Ahmed H. wird nach vorzeitiger Freilassung auf Bewährung für zehn Jahre aus Ungarn ausgewiesen. Da es bis dato kein für die Aufnahme des Syrers bereites Land gebe, habe die Regierung laut Hollik Kontakte zu den Behörden in Zypern aufgenommen, da Ahmed H. als Bürger dieses Landes gilt. Solange die Verhandlungen zu keinem Ergebnis führten, werde der Syrer in Gewahrsam der Fremdenpolizei bleiben. Regierungsnahe Medien titelten: „Kein Land will den Terroristen Ahmed H. aufnehmen“.

Der Syrer hatte am Höhepunkt der Flüchtlingskrise 2015 an Massenunruhen an der serbisch-ungarischen Grenze bei Röszke teilgenommen und war dafür als „Terrorist“ verurteilt worden. Dabei hatte sein Fall international für Aufsehen gesorgt und war von Menschenrechtlern und auch vom Europäischen Parlament als „Schauprozess“ kritisiert worden. Der Syrer war 2016 zu zehn Jahren Haft verurteilt worden. 2017 wurde das Urteil durch ein Berufungsgericht auf sieben Jahre, dann 2018 auf fünf Jahre verringert. Nach Verbüßung von zwei Dritteln seiner Haftstrafe wird Ahmed H. nun auf Bewährung entlassen. Die Beschädigung der Grenzanlage sei keine Terroraktion, sondern nur ein Vergehen gewesen, argumentierte der Verteidiger des Syrers, der frühere sozialistische Justizminister Peter Barandy.
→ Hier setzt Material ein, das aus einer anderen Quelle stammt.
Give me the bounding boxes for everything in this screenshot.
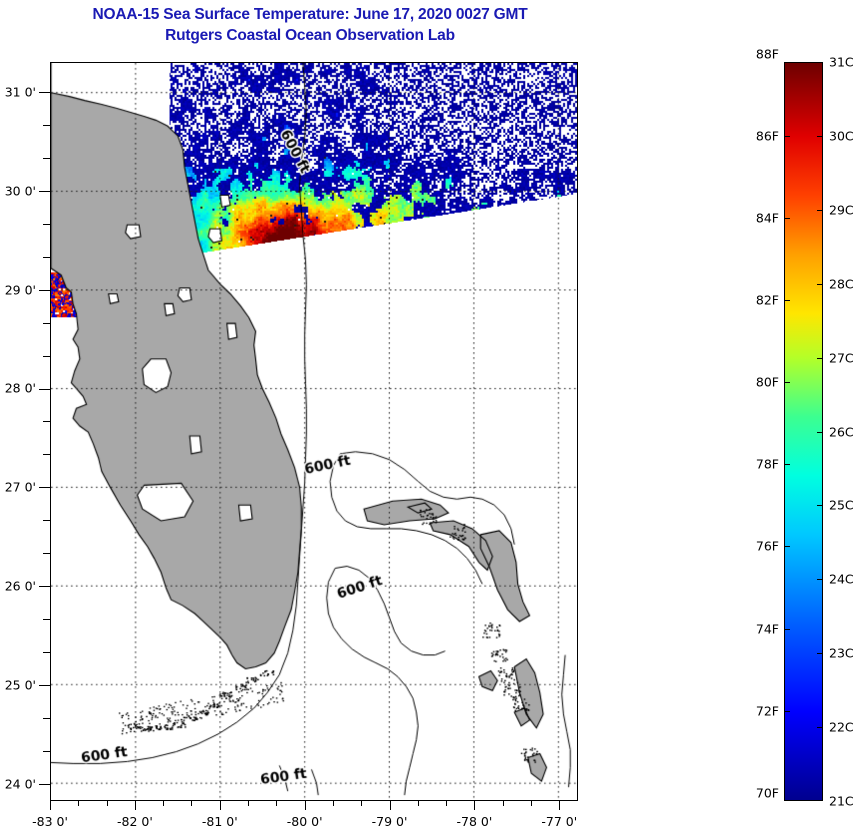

Der Syrer hatte seinerseits 2018 Anzeige wegen „Rufschädigung“ gegen das Kabinettsbüro des ungarischen Ministerpräsidenten erstattet, weil sein Name bei einer „Nationalen Konsultation“ der Regierung zum Thema Migration missbraucht worden sei. Darin sei behauptet worden, Ahmed H. habe die Polizei angegriffen, obwohl es zu diesem Zeitpunkt noch kein rechtskräftiges Urteil gab, lautete die Klage. Ahmed H. forderte Wiedergutmachung und die Zahlung von acht Millionen Forint (30.000 Euro). Am 1. Februar soll laut MTI ein Urteil am Hauptstädtischen Gericht verkündet werden.